Published July 25, 2012
WASHINGTON – When Bally Total Fitness filed a proxy statement with the federal government in April 2000 identifying its major investors, the list included Mitt Romney as "sole shareholder, sole director, president and chief executive officer" of Brookside Capital Investors Inc., a Bain Capital investment fund that effectively controlled 5 percent stock ownership in the national health club chain.
Romney was the undisputed owner of Brookside, a Bain management partnership. It had been used for years to oversee some of the private equity company's expanding investments and takeover deals, including a $1 billion acquisition of Domino's Pizza the same year. But other Bain partners also held voting power in the interlocking investment funds the company used, along with Brookside, to exercise its stock ownership.
That complicated business relationship is at the core of the presidential campaign dispute over whether dozens of reports filed with the Securities and Exchange Commission show Romney's continuing role as CEO in the three years after he left Bain Capital in February 1999 to head Salt Lake City's Winter Olympics. Romney was named at least 39 times in SEC filings as sole shareholder and chief executive of Bain funds used in corporate takeovers and other investment deals, according to an Associated Press review.
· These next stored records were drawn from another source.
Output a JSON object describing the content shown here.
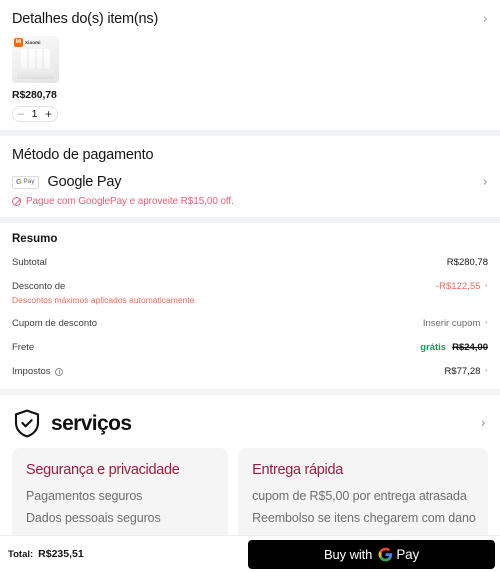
{
  "item_details": {
    "title": "Detalhes do(s) item(ns)",
    "chevron": "›",
    "product": {
      "brand": "Xiaomi",
      "brand_mark": "Mi",
      "price": "R$280,78",
      "quantity": "1",
      "minus": "–",
      "plus": "+"
    }
  },
  "payment": {
    "title": "Método de pagamento",
    "method_name": "Google Pay",
    "badge_g": "G",
    "badge_pay": "Pay",
    "chevron": "›",
    "promo_text": "Pague com GooglePay e aproveite R$15,00 off."
  },
  "summary": {
    "heading": "Resumo",
    "rows": [
      {
        "label": "Subtotal",
        "sublabel": "",
        "value": "R$280,78",
        "chevron": "",
        "style": "plain"
      },
      {
        "label": "Desconto de",
        "sublabel": "Descontos máximos aplicados automaticamente",
        "value": "-R$122,55",
        "chevron": "›",
        "style": "negative"
      },
      {
        "label": "Cupom de desconto",
        "sublabel": "",
        "value": "Inserir cupom",
        "chevron": "›",
        "style": "muted"
      },
      {
        "label": "Frete",
        "sublabel": "",
        "value_free": "grátis",
        "value_struck": "R$24,00",
        "chevron": "",
        "style": "shipping"
      },
      {
        "label": "Impostos",
        "sublabel": "",
        "value": "R$77,28",
        "chevron": "›",
        "style": "plain",
        "info_icon": true
      }
    ]
  },
  "services": {
    "title": "serviços",
    "chevron": "›",
    "cards": [
      {
        "title": "Segurança e privacidade",
        "lines": [
          "Pagamentos seguros",
          "Dados pessoais seguros"
        ]
      },
      {
        "title": "Entrega rápida",
        "lines": [
          "cupom de R$5,00 por entrega atrasada",
          "Reembolso se itens chegarem com dano"
        ]
      }
    ]
  },
  "footer": {
    "total_label": "Total:",
    "total_value": "R$235,51",
    "buy_label": "Buy with",
    "buy_pay_word": "Pay"
  },
  "colors": {
    "accent_red": "#e8607a",
    "discount_red": "#f26b5a",
    "card_title": "#9c1c3a",
    "free_green": "#12a05c",
    "brand_orange": "#ff6900",
    "button_black": "#000000"
  }
}
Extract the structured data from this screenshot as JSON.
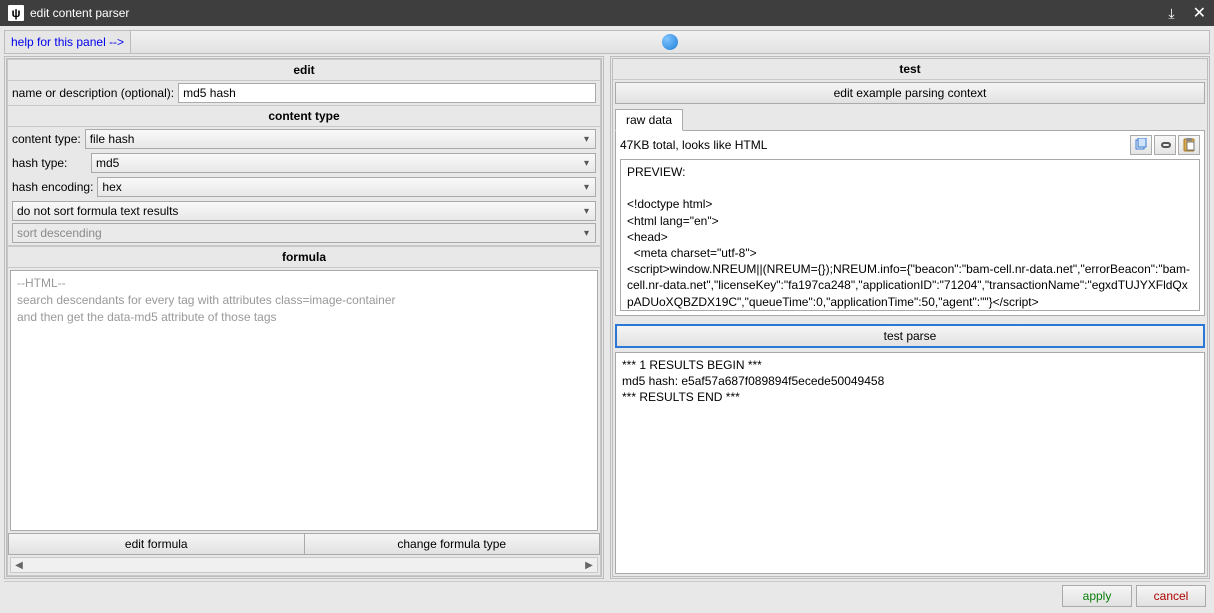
{
  "window": {
    "title": "edit content parser"
  },
  "help": {
    "link_text": "help for this panel -->"
  },
  "edit": {
    "title": "edit",
    "name_label": "name or description (optional):",
    "name_value": "md5 hash",
    "content_type_title": "content type",
    "content_type_label": "content type:",
    "content_type_value": "file hash",
    "hash_type_label": "hash type:",
    "hash_type_value": "md5",
    "hash_enc_label": "hash encoding:",
    "hash_enc_value": "hex",
    "sort_value": "do not sort formula text results",
    "sort_order_value": "sort descending"
  },
  "formula": {
    "title": "formula",
    "text": "--HTML--\nsearch descendants for every tag with attributes class=image-container\nand then get the data-md5 attribute of those tags",
    "edit_btn": "edit formula",
    "change_btn": "change formula type"
  },
  "test": {
    "title": "test",
    "context_btn": "edit example parsing context",
    "tab_raw": "raw data",
    "size_info": "47KB total, looks like HTML",
    "preview_label": "PREVIEW:",
    "preview_body": "<!doctype html>\n<html lang=\"en\">\n<head>\n  <meta charset=\"utf-8\">\n<script>window.NREUM||(NREUM={});NREUM.info={\"beacon\":\"bam-cell.nr-data.net\",\"errorBeacon\":\"bam-cell.nr-data.net\",\"licenseKey\":\"fa197ca248\",\"applicationID\":\"71204\",\"transactionName\":\"egxdTUJYXFldQxpADUoXQBZDX19C\",\"queueTime\":0,\"applicationTime\":50,\"agent\":\"\"}</script>\n<script>(window.NREUM||(NREUM={})).loader_config={licenseKey:\"fa197ca248\",applicationID:\"71204\"};window.NREUM||(NREUM={}),__nr_require=function(e,t,n){function r(n){if(!t[n]){var i=t[n]={exports:{}};e[n]",
    "test_parse_btn": "test parse",
    "results": "*** 1 RESULTS BEGIN ***\nmd5 hash: e5af57a687f089894f5ecede50049458\n*** RESULTS END ***"
  },
  "footer": {
    "apply": "apply",
    "cancel": "cancel"
  }
}
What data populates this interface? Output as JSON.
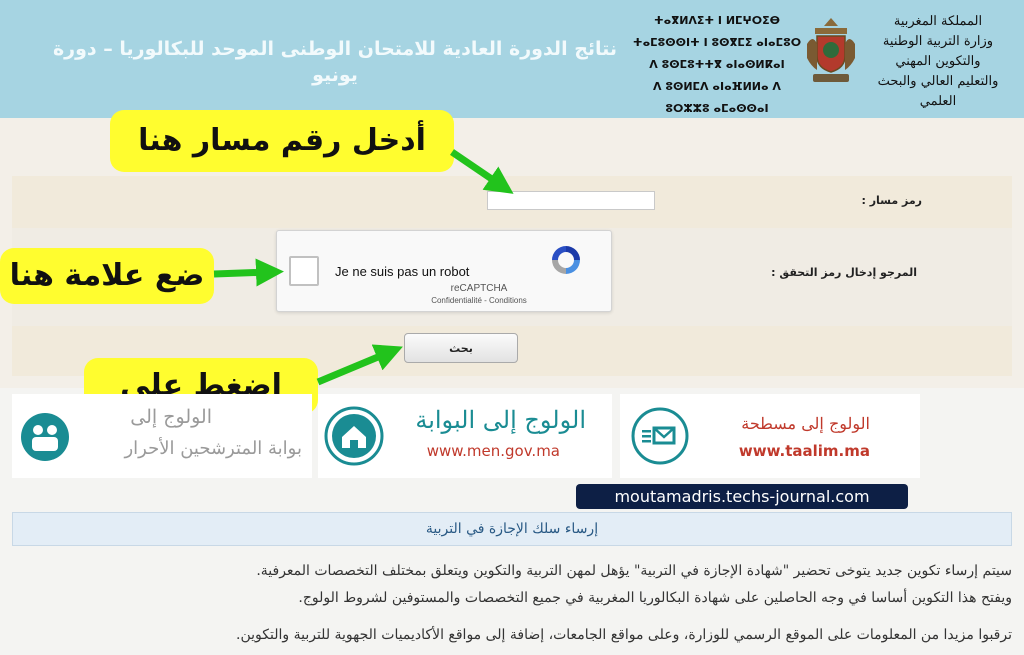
{
  "header": {
    "title": "نتائج الدورة العادية للامتحان الوطنى الموحد للبكالوريا – دورة يونيو",
    "ministry_lines": [
      "المملكة المغربية",
      "وزارة التربية الوطنية",
      "والتكوين المهني",
      "والتعليم العالي والبحث العلمي"
    ],
    "tifinagh_lines": [
      "ⵜⴰⴳⵍⴷⵉⵜ ⵏ ⵍⵎⵖⵔⵉⴱ",
      "ⵜⴰⵎⵓⵙⵙⵏⵜ ⵏ ⵓⵙⴳⵎⵉ ⴰⵏⴰⵎⵓⵔ",
      "ⴷ ⵓⵙⵎⵓⵜⵜⴳ ⴰⵏⴰⵙⵍⴽⴰⵏ",
      "ⴷ ⵓⵙⵍⵎⴷ ⴰⵏⴰⴼⵍⵍⴰ ⴷ ⵓⵔⵣⵣⵓ ⴰⵎⴰⵙⵙⴰⵏ"
    ],
    "bg_color": "#a6d4e2"
  },
  "form": {
    "code_label": "رمز مسار :",
    "captcha_label": "المرجو إدخال رمز التحقق :",
    "search_button": "بحث",
    "code_value": ""
  },
  "captcha": {
    "text": "Je ne suis pas un robot",
    "brand": "reCAPTCHA",
    "links": "Confidentialité - Conditions"
  },
  "annotations": {
    "enter_code": "أدخل رقم مسار هنا",
    "check_here": "ضع علامة هنا",
    "click_search": "اضغط على بحث",
    "highlight_color": "#fffd2f",
    "arrow_color": "#22c31c"
  },
  "banners": {
    "candidates": [
      "الولوج إلى",
      "بوابة المترشحين الأحرار"
    ],
    "men": [
      "الولوج إلى البوابة",
      "www.men.gov.ma"
    ],
    "taalim": [
      "الولوج إلى مسطحة",
      "www.taalim.ma"
    ]
  },
  "watermark": "moutamadris.techs-journal.com",
  "section": {
    "title": "إرساء سلك الإجازة في التربية",
    "para1": "سيتم إرساء تكوين جديد يتوخى تحضير \"شهادة الإجازة في التربية\" يؤهل لمهن التربية والتكوين ويتعلق بمختلف التخصصات المعرفية.",
    "para2": "ويفتح هذا التكوين أساسا في وجه الحاصلين على شهادة البكالوريا المغربية في جميع التخصصات والمستوفين لشروط الولوج.",
    "para3": "ترقبوا مزيدا من المعلومات على الموقع الرسمي للوزارة، وعلى مواقع الجامعات، إضافة إلى مواقع الأكاديميات الجهوية للتربية والتكوين."
  }
}
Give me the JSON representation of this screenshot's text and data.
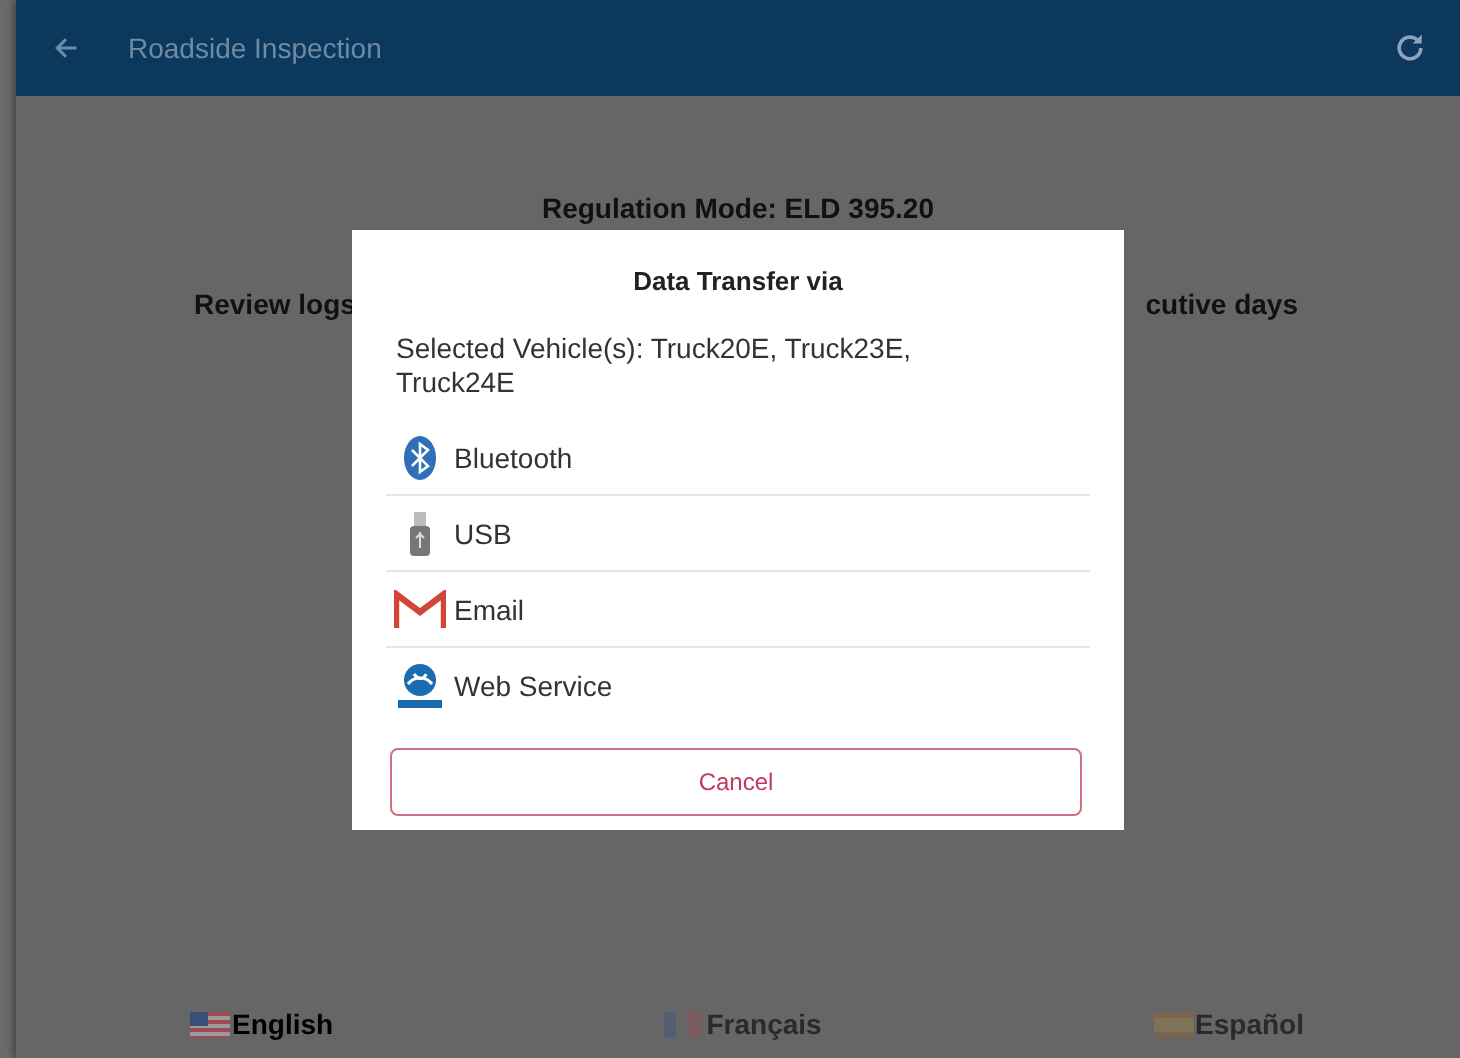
{
  "app_bar": {
    "title": "Roadside Inspection"
  },
  "content": {
    "regulation_mode": "Regulation Mode: ELD 395.20",
    "review_left": "Review logs",
    "review_right": "cutive days"
  },
  "languages": [
    {
      "label": "English",
      "kind": "us",
      "selected": true
    },
    {
      "label": "Français",
      "kind": "fr",
      "selected": false
    },
    {
      "label": "Español",
      "kind": "es",
      "selected": false
    }
  ],
  "dialog": {
    "title": "Data Transfer via",
    "selected_vehicles": "Selected Vehicle(s): Truck20E, Truck23E, Truck24E",
    "options": [
      {
        "label": "Bluetooth",
        "kind": "bluetooth"
      },
      {
        "label": "USB",
        "kind": "usb"
      },
      {
        "label": "Email",
        "kind": "email"
      },
      {
        "label": "Web Service",
        "kind": "web"
      }
    ],
    "cancel": "Cancel"
  }
}
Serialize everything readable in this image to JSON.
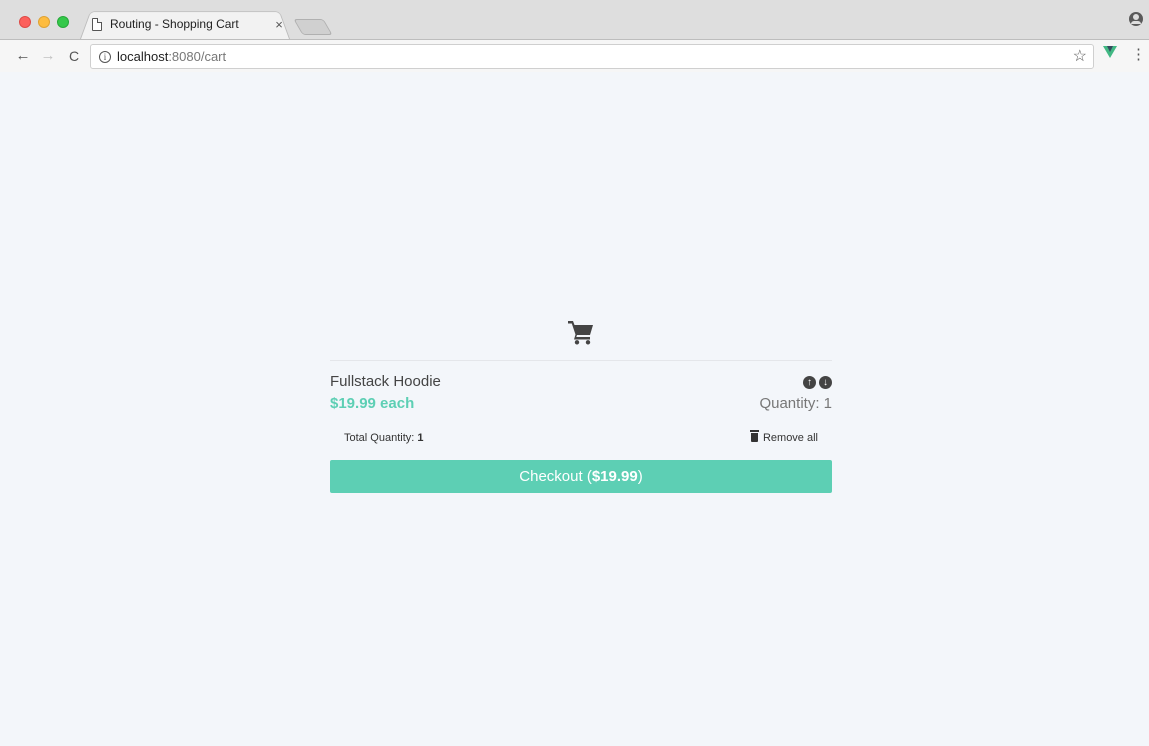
{
  "browser": {
    "tab_title": "Routing - Shopping Cart",
    "tab_close": "×",
    "url_host": "localhost",
    "url_rest": ":8080/cart"
  },
  "cart": {
    "item": {
      "title": "Fullstack Hoodie",
      "price": "$19.99 each",
      "quantity": "Quantity: 1"
    },
    "summary": {
      "total_label": "Total Quantity: ",
      "total_value": "1",
      "remove_all": "Remove all"
    },
    "checkout": {
      "label": "Checkout (",
      "amount": "$19.99",
      "suffix": ")"
    }
  },
  "colors": {
    "accent": "#5dcfb4",
    "text": "#444444"
  }
}
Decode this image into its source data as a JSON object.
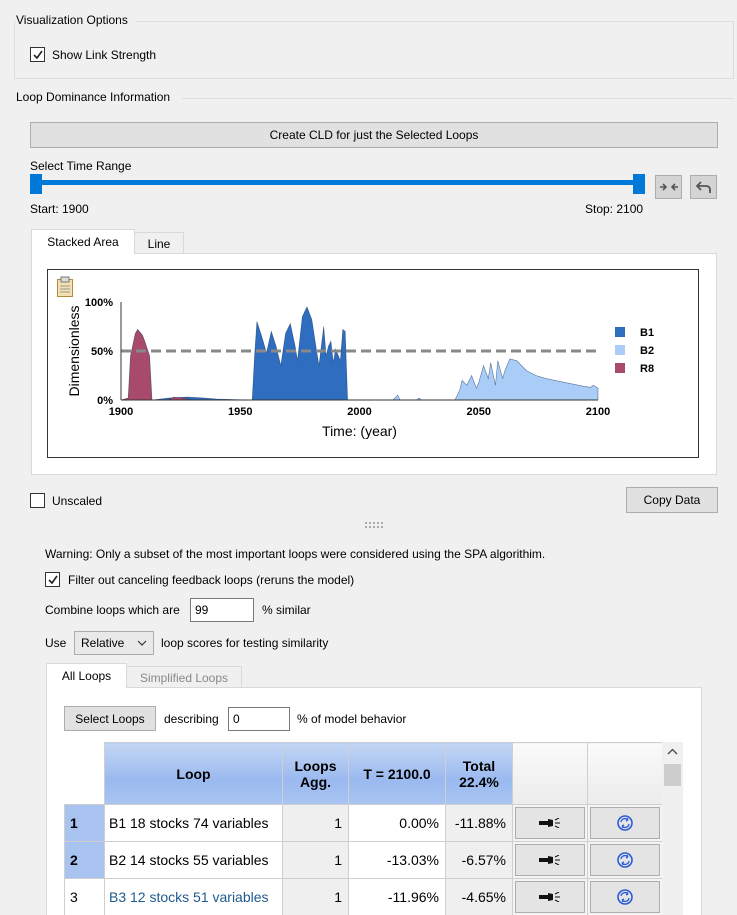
{
  "visualization": {
    "title": "Visualization Options",
    "show_link_strength": {
      "label": "Show Link Strength",
      "checked": true
    }
  },
  "loop_dominance": {
    "title": "Loop Dominance Information",
    "create_cld_button": "Create CLD for just the Selected Loops",
    "time_range_label": "Select Time Range",
    "start_label": "Start: 1900",
    "stop_label": "Stop: 2100",
    "slider": {
      "min": 1900,
      "max": 2100,
      "start": 1900,
      "stop": 2100
    },
    "tabs": [
      "Stacked Area",
      "Line"
    ],
    "active_tab": 0,
    "unscaled": {
      "label": "Unscaled",
      "checked": false
    },
    "copy_data_button": "Copy Data"
  },
  "chart_data": {
    "type": "area",
    "xlabel": "Time: (year)",
    "ylabel": "Dimensionless",
    "xlim": [
      1900,
      2100
    ],
    "ylim": [
      0,
      100
    ],
    "x_ticks": [
      "1900",
      "1950",
      "2000",
      "2050",
      "2100"
    ],
    "y_ticks": [
      "0%",
      "50%",
      "100%"
    ],
    "reference_line": 50,
    "legend_position": "right",
    "series": [
      {
        "name": "B1",
        "color": "#2e6dbf",
        "points": [
          [
            1913,
            0
          ],
          [
            1920,
            2
          ],
          [
            1928,
            3
          ],
          [
            1935,
            2
          ],
          [
            1940,
            1
          ],
          [
            1955,
            0
          ],
          [
            1956,
            45
          ],
          [
            1957,
            80
          ],
          [
            1959,
            65
          ],
          [
            1961,
            48
          ],
          [
            1963,
            70
          ],
          [
            1965,
            55
          ],
          [
            1967,
            35
          ],
          [
            1969,
            68
          ],
          [
            1971,
            78
          ],
          [
            1973,
            55
          ],
          [
            1974,
            40
          ],
          [
            1976,
            85
          ],
          [
            1978,
            95
          ],
          [
            1980,
            82
          ],
          [
            1982,
            50
          ],
          [
            1983,
            35
          ],
          [
            1985,
            75
          ],
          [
            1986,
            45
          ],
          [
            1987,
            55
          ],
          [
            1988,
            60
          ],
          [
            1989,
            38
          ],
          [
            1990,
            52
          ],
          [
            1992,
            40
          ],
          [
            1993,
            72
          ],
          [
            1994,
            70
          ],
          [
            1995,
            0
          ]
        ]
      },
      {
        "name": "B2",
        "color": "#a9cdf7",
        "points": [
          [
            2014,
            0
          ],
          [
            2016,
            5
          ],
          [
            2017,
            0
          ],
          [
            2024,
            0
          ],
          [
            2025,
            2
          ],
          [
            2026,
            0
          ],
          [
            2040,
            0
          ],
          [
            2042,
            10
          ],
          [
            2043,
            20
          ],
          [
            2045,
            15
          ],
          [
            2047,
            25
          ],
          [
            2049,
            12
          ],
          [
            2050,
            18
          ],
          [
            2052,
            35
          ],
          [
            2054,
            22
          ],
          [
            2055,
            38
          ],
          [
            2057,
            15
          ],
          [
            2058,
            40
          ],
          [
            2060,
            22
          ],
          [
            2061,
            30
          ],
          [
            2063,
            42
          ],
          [
            2066,
            40
          ],
          [
            2070,
            30
          ],
          [
            2074,
            25
          ],
          [
            2078,
            22
          ],
          [
            2082,
            20
          ],
          [
            2086,
            18
          ],
          [
            2090,
            16
          ],
          [
            2094,
            14
          ],
          [
            2097,
            13
          ],
          [
            2098,
            15
          ],
          [
            2100,
            12
          ],
          [
            2100,
            0
          ]
        ]
      },
      {
        "name": "R8",
        "color": "#a84a6b",
        "points": [
          [
            1900,
            0
          ],
          [
            1903,
            2
          ],
          [
            1904,
            45
          ],
          [
            1906,
            68
          ],
          [
            1907,
            72
          ],
          [
            1909,
            66
          ],
          [
            1910,
            60
          ],
          [
            1912,
            45
          ],
          [
            1913,
            0
          ],
          [
            1920,
            0
          ],
          [
            1922,
            3
          ],
          [
            1926,
            2
          ],
          [
            1930,
            0
          ]
        ]
      }
    ]
  },
  "options": {
    "warning": "Warning: Only a subset of the most important loops were considered using the SPA algorithim.",
    "filter": {
      "label": "Filter out canceling feedback loops (reruns the model)",
      "checked": true
    },
    "combine_prefix": "Combine loops which are",
    "combine_value": "99",
    "combine_suffix": "% similar",
    "use_prefix": "Use",
    "use_value": "Relative",
    "use_suffix": "loop scores for testing similarity"
  },
  "loops_tabs": [
    "All Loops",
    "Simplified Loops"
  ],
  "active_loops_tab": 0,
  "select_loops": {
    "button": "Select Loops",
    "describing": "describing",
    "value": "0",
    "suffix": "% of model behavior"
  },
  "table": {
    "headers": {
      "loop": "Loop",
      "agg": "Loops Agg.",
      "t": "T = 2100.0",
      "total": "Total 22.4%"
    },
    "rows": [
      {
        "num": "1",
        "name": "B1 18 stocks 74 variables",
        "agg": "1",
        "t": "0.00%",
        "total": "-11.88%",
        "selected": true,
        "link": false
      },
      {
        "num": "2",
        "name": "B2 14 stocks 55 variables",
        "agg": "1",
        "t": "-13.03%",
        "total": "-6.57%",
        "selected": true,
        "link": false
      },
      {
        "num": "3",
        "name": "B3 12 stocks 51 variables",
        "agg": "1",
        "t": "-11.96%",
        "total": "-4.65%",
        "selected": false,
        "link": true
      }
    ]
  },
  "colors": {
    "accent": "#0078d7",
    "link": "#1f5a8f"
  }
}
Former SEC officials and other legal authorities familiar with securities law say such filings were legal formalities that reflected Romney's ownership stakes, not his actual management of the shares. Romney could have kept his management role during that period, they said, but the SEC documents are useful in establishing his "beneficial ownership" — the voting power over stock holdings that he shared with his Bain partners.
The SEC's beneficial ownership statements have been required corporate filings since 1968, when a congressional act enforced their use to ward off the threat of surprise takeovers of public companies. The 1968 Williams Act ordered that any individual or company buying up more than 5 percent of a public company's stock needed to file a 13-D beneficial ownership statement within 10 days of the transaction.
The filings are used by the SEC, companies and investors as an early warning system to show the sudden accumulation of large stock stakes, said Brian J. Lane, a partner at the Washington law firm of Gibson Dunn and former director of the SEC's Corporate Finance Division, which oversees corporate filings.
After media reports cited Romney's SEC filings last month in raising questions about his role at Bain Capital after leaving for the Olympics in 1999, Democratic Party officials questioned whether those documents were accurate. Stephanie Cutter, President Barack Obama's deputy campaign manager, said Romney was "either misrepresenting his own position at Bain to the SEC, which is a felony, or he was misrepresenting his position at Bain to the American people."
The Romney campaign objected to her comments. Cutter later said she was not accusing Romney of committing a crime, but she and other Democratic Party critics have continued to question his SEC filings.